Drittmittelfinanzierte Einzelförderung


Details zum Projekt

Projektleiter/in:
Prof. Dr.-Ing. Carolin Körner
Fuad Osmanlic


Beteiligte FAU-Organisationseinheiten:
Zentralinstitut für Neue Materialien und Prozesstechnik
Lehrstuhl für Werkstoffwissenschaften (Werkstoffkunde und Technologie der Metalle)

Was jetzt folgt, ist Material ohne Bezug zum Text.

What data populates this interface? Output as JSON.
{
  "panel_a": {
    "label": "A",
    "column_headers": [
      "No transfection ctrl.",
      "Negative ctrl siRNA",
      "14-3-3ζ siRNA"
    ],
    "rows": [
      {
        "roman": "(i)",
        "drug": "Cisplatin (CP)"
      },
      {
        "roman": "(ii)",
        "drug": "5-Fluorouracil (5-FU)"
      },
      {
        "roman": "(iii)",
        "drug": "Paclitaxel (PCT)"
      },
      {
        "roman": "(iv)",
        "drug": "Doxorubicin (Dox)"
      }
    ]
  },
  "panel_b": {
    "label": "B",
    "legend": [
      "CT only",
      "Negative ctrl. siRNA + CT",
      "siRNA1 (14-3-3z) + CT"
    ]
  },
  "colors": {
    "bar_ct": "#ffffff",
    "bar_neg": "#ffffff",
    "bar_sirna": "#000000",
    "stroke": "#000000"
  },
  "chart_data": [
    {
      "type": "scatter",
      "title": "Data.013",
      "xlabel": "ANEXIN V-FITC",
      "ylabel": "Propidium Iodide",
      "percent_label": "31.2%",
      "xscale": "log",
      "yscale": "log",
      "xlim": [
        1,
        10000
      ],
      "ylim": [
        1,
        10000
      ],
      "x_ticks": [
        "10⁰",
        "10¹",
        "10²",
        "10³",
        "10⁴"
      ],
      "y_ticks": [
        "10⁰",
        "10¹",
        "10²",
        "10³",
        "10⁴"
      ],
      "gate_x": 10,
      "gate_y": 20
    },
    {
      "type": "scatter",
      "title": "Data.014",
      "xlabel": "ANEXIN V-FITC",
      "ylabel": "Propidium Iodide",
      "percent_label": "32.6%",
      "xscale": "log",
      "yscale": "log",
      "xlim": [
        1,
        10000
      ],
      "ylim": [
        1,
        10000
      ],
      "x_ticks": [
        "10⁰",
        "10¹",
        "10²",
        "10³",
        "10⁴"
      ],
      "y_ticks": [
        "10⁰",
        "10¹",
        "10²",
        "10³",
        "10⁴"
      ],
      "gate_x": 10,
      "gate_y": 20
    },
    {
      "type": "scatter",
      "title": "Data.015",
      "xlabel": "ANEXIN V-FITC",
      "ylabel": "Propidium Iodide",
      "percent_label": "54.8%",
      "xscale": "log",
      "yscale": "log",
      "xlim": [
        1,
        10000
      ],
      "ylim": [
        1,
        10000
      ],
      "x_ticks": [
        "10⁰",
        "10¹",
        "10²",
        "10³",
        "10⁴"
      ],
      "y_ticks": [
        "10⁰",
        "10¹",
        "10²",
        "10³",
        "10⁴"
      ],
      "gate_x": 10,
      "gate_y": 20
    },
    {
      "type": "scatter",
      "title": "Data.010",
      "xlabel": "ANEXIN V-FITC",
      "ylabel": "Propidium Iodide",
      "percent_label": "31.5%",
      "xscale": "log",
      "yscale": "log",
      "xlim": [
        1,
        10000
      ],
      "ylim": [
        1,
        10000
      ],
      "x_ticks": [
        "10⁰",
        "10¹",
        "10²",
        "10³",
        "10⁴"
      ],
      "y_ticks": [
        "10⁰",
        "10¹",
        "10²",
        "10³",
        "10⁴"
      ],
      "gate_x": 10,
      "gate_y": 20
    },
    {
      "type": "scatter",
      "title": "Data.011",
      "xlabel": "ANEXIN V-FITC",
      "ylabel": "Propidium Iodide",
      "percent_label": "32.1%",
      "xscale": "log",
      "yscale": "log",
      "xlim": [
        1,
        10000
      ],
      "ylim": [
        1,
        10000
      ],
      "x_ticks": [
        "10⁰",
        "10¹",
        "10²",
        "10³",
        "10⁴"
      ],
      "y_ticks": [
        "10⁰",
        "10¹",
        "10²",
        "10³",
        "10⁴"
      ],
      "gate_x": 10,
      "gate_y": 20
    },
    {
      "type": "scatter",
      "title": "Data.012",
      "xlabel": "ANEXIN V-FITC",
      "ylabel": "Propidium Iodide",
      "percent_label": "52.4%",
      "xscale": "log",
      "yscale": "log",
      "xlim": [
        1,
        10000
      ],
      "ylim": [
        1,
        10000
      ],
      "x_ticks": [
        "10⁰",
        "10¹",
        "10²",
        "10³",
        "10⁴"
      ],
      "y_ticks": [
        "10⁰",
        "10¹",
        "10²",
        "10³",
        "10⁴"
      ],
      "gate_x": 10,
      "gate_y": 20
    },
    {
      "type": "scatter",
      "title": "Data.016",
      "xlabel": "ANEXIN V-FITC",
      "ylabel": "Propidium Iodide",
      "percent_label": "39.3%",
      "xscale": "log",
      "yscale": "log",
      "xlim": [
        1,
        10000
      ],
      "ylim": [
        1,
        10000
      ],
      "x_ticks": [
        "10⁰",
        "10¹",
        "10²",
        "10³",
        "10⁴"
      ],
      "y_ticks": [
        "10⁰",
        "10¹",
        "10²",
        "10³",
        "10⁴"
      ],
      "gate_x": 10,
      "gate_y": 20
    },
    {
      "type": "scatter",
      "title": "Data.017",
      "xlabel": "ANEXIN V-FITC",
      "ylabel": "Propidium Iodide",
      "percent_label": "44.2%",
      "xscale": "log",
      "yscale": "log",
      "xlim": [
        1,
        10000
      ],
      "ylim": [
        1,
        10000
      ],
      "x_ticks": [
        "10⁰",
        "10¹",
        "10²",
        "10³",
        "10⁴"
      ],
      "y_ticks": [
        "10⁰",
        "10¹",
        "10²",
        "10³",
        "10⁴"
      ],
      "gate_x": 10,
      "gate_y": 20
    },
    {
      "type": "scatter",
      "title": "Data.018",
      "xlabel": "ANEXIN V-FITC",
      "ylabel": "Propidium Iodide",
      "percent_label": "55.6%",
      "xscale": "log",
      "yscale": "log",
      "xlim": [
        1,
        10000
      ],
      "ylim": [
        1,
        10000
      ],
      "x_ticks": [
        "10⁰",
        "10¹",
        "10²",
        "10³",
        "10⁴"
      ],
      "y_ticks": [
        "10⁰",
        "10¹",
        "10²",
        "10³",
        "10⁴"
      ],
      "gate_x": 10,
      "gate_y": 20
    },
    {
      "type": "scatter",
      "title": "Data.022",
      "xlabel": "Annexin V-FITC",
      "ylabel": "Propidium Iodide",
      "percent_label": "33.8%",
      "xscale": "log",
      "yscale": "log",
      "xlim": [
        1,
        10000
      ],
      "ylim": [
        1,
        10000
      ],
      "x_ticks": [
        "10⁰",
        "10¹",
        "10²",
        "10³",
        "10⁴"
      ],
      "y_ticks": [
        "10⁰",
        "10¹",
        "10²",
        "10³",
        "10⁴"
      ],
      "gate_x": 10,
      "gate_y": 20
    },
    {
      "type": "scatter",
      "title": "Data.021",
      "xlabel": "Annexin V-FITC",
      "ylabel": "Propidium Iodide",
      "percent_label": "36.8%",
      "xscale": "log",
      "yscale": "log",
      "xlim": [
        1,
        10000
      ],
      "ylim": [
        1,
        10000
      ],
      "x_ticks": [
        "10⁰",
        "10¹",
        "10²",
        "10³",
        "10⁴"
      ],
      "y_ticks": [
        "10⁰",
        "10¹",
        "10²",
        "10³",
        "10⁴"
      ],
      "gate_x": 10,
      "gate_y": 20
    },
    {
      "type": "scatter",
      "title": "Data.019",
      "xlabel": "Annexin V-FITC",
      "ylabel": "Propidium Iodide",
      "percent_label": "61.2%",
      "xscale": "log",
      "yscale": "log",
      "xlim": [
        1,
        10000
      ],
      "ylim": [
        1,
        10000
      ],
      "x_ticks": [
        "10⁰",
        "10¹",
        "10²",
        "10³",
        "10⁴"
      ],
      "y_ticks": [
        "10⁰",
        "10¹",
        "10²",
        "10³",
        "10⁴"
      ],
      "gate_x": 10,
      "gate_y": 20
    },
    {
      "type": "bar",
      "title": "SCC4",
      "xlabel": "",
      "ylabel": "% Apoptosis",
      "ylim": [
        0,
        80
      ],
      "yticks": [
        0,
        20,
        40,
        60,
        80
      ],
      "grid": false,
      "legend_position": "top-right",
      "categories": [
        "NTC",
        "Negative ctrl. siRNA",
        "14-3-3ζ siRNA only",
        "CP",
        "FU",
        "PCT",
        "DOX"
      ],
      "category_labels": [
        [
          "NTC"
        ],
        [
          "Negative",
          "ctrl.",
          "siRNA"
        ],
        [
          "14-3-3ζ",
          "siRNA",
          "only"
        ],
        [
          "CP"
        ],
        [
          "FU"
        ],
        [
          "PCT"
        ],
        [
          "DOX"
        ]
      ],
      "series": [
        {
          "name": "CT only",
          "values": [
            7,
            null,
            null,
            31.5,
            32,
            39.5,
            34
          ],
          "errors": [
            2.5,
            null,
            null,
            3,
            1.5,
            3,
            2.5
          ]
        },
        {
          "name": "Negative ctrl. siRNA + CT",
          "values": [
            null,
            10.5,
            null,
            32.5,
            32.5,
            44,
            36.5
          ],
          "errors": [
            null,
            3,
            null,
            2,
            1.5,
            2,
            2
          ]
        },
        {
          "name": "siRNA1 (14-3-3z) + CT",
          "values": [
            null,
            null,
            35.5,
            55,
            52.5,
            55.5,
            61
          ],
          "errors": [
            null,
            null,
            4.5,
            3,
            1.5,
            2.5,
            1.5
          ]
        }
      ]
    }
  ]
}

Mittelgeber: andere Förderorganisation (Dobeneck-Technologie-Stiftung)
Projektstart: 01.04.2017
Projektende: 01.04.2019


Forschungsbereiche

Additive Fertigung
Lehrstuhl für Werkstoffwissenschaften (Werkstoffkunde und Technologie der Metalle)


Abstract (fachliche Beschreibung):


Ziel dieses Projektes ist es, die Einschränkungen der bisherigen Elektronenstrahlkanone und eingeschränkten Prozesskontrolle zu überwinden, um damit einen großen Entwicklungsschritt in dieser Technologie zu vollziehen. Dazu ist geplant, die Elektronenstrahlkanone einer bei WTM vorhandenen Arcam S12 (diese wird geopfert) durch eine erheblich leistungsfähigere Elektronenstrahlkanone zu ersetzen. Auf dem Markt sind Kanonen mit sehr viel höherer Leistung bei gleichbleibend guter Strahlqualität vorhanden, deren Strahlkalibrierung automatisch erfolgt und welche mit einem Rückstreuelektronendetektor ausgestattet sind, mit dem im Prozess nach dem Prinzip des Rasterelektronenmikroskops Bilder aufgenommen werden können.



Die gesamte Steuerung der Anlage musste hardwareseitig neu aufgebaut werden. Die so entstandene Anlage ist nun mit einer 6 kW Kanone mit Rückstreuelektronendetektor zur Prozessbeobachtung und einer automatischer Strahlkalibrierung ausgerüstet.